Undrafted defensemen Kevan Miller had his fair share of battles on the way to the National Hockey League, and when the gloves are off, he can hang. Something that Ottawa's Zack Smith learned earlier this afternoon.



"I think his fight tonight no doubt impressed a lot of people. When you look at his game and the way he was tonight—physical, gets the puck, makes the right plays. He’s just gaining more and more confidence all the time," said Julien, adding, "You got to give credit to the people that work in this organization to find those players and bring them to us because right now he’s a real valuable piece of our defensive core."

It was the California-born Miller's second fight at the NHL level this year, and while it got the crowd out of their seats and roaring, it was just another day at the office.

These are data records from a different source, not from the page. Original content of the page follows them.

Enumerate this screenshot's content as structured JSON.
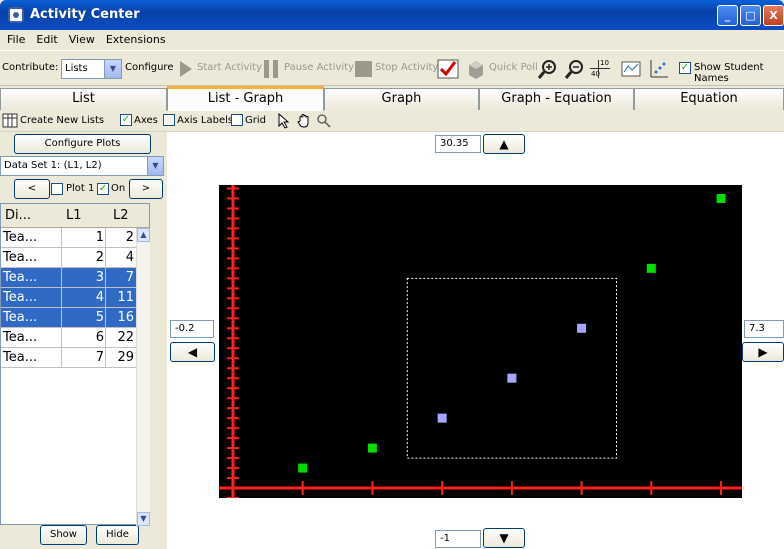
{
  "window": {
    "title": "Activity Center",
    "minimize": "_",
    "maximize": "□",
    "close": "X"
  },
  "menu": [
    "File",
    "Edit",
    "View",
    "Extensions"
  ],
  "toolbar": {
    "contribute_label": "Contribute:",
    "contribute_value": "Lists",
    "configure": "Configure",
    "start_activity": "Start Activity",
    "pause_activity": "Pause Activity",
    "stop_activity": "Stop Activity",
    "quick_poll": "Quick Poll",
    "zoom_fraction_top": "10",
    "zoom_fraction_bottom": "40",
    "show_student_names": "Show Student Names"
  },
  "tabs": [
    "List",
    "List - Graph",
    "Graph",
    "Graph - Equation",
    "Equation"
  ],
  "active_tab": "List - Graph",
  "subtools": {
    "create_new_lists": "Create New Lists",
    "axes": "Axes",
    "axis_labels": "Axis Labels",
    "grid": "Grid"
  },
  "left": {
    "configure_plots": "Configure Plots",
    "data_set": "Data Set 1: (L1, L2)",
    "prev": "<",
    "next": ">",
    "plot_label": "Plot 1",
    "on_label": "On",
    "columns": [
      "Di...",
      "L1",
      "L2"
    ],
    "rows": [
      {
        "name": "Tea...",
        "l1": "1",
        "l2": "2",
        "selected": false
      },
      {
        "name": "Tea...",
        "l1": "2",
        "l2": "4",
        "selected": false
      },
      {
        "name": "Tea...",
        "l1": "3",
        "l2": "7",
        "selected": true
      },
      {
        "name": "Tea...",
        "l1": "4",
        "l2": "11",
        "selected": true
      },
      {
        "name": "Tea...",
        "l1": "5",
        "l2": "16",
        "selected": true
      },
      {
        "name": "Tea...",
        "l1": "6",
        "l2": "22",
        "selected": false
      },
      {
        "name": "Tea...",
        "l1": "7",
        "l2": "29",
        "selected": false
      }
    ],
    "show": "Show",
    "hide": "Hide"
  },
  "graph": {
    "ymax": "30.35",
    "ymin": "-1",
    "xmin": "-0.2",
    "xmax": "7.3"
  },
  "chart_data": {
    "type": "scatter",
    "x": [
      1,
      2,
      3,
      4,
      5,
      6,
      7
    ],
    "y": [
      2,
      4,
      7,
      11,
      16,
      22,
      29
    ],
    "selected": [
      false,
      false,
      true,
      true,
      true,
      false,
      false
    ],
    "xlim": [
      -0.2,
      7.3
    ],
    "ylim": [
      -1,
      30.35
    ],
    "colors": {
      "point": "#00dd00",
      "selected_point": "#a6a6ff",
      "background": "#000000",
      "axis": "#ff2020"
    }
  }
}
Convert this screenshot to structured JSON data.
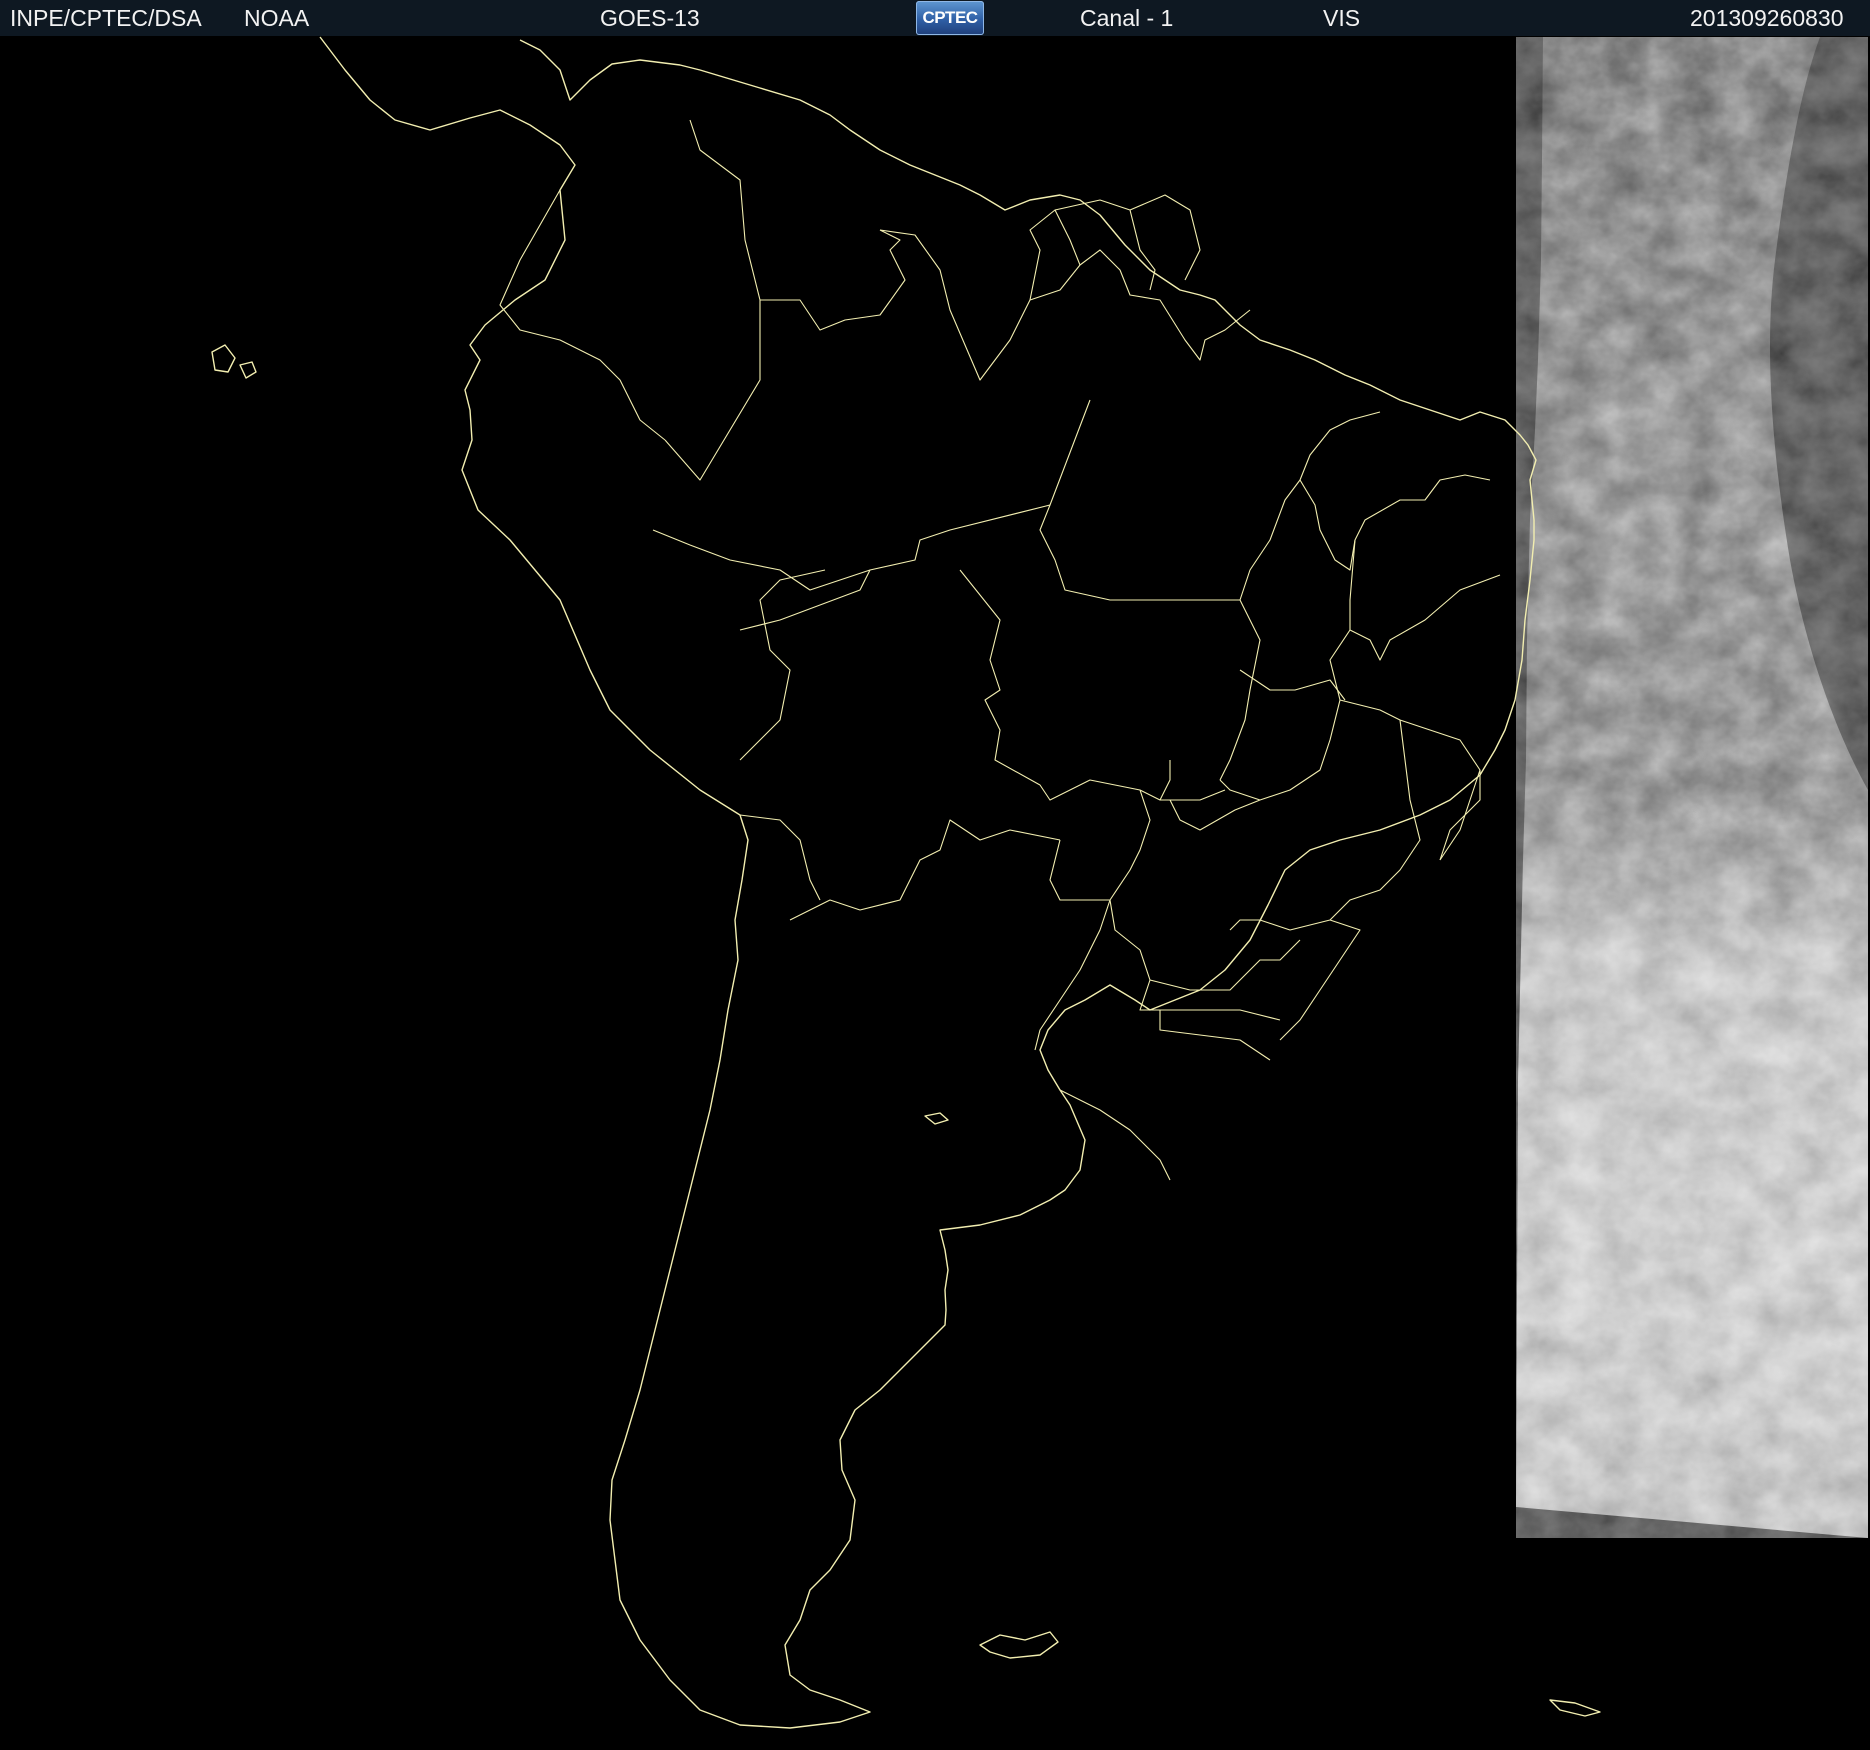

"It was more of just the situation in the game, I didn’t really need to prove anything, the opportunity arises and it’s part of my game," Miller said of the scrap. "This is my third year in the system now, I think they know my game and I have kind of tried to find my game a little bit in the last 20 games or so. It’s still a work in progress, I’m still trying to be better everyday at different stuff so I’m excited about it."

Miller finished the night with a plus-3 rating and three takeaways in over 19 minutes.

Up next

For many Bruins, tomorrow begins a 17-day layoff from the rink. For a select few, a trip to Sochi to represent their country in the Winter Games is on the way. Krejci will fly out to play for the Czech Republic, Bergeron for Canada, Eriksson for Sweden, Zdeno Chara (who’s already there) for Slovakia, and the 26-year-old Rask for Finland. Coach Claude Julien will also behind Team Canada’s bench, and general manager Peter Chiarelli will watch from their management’s box.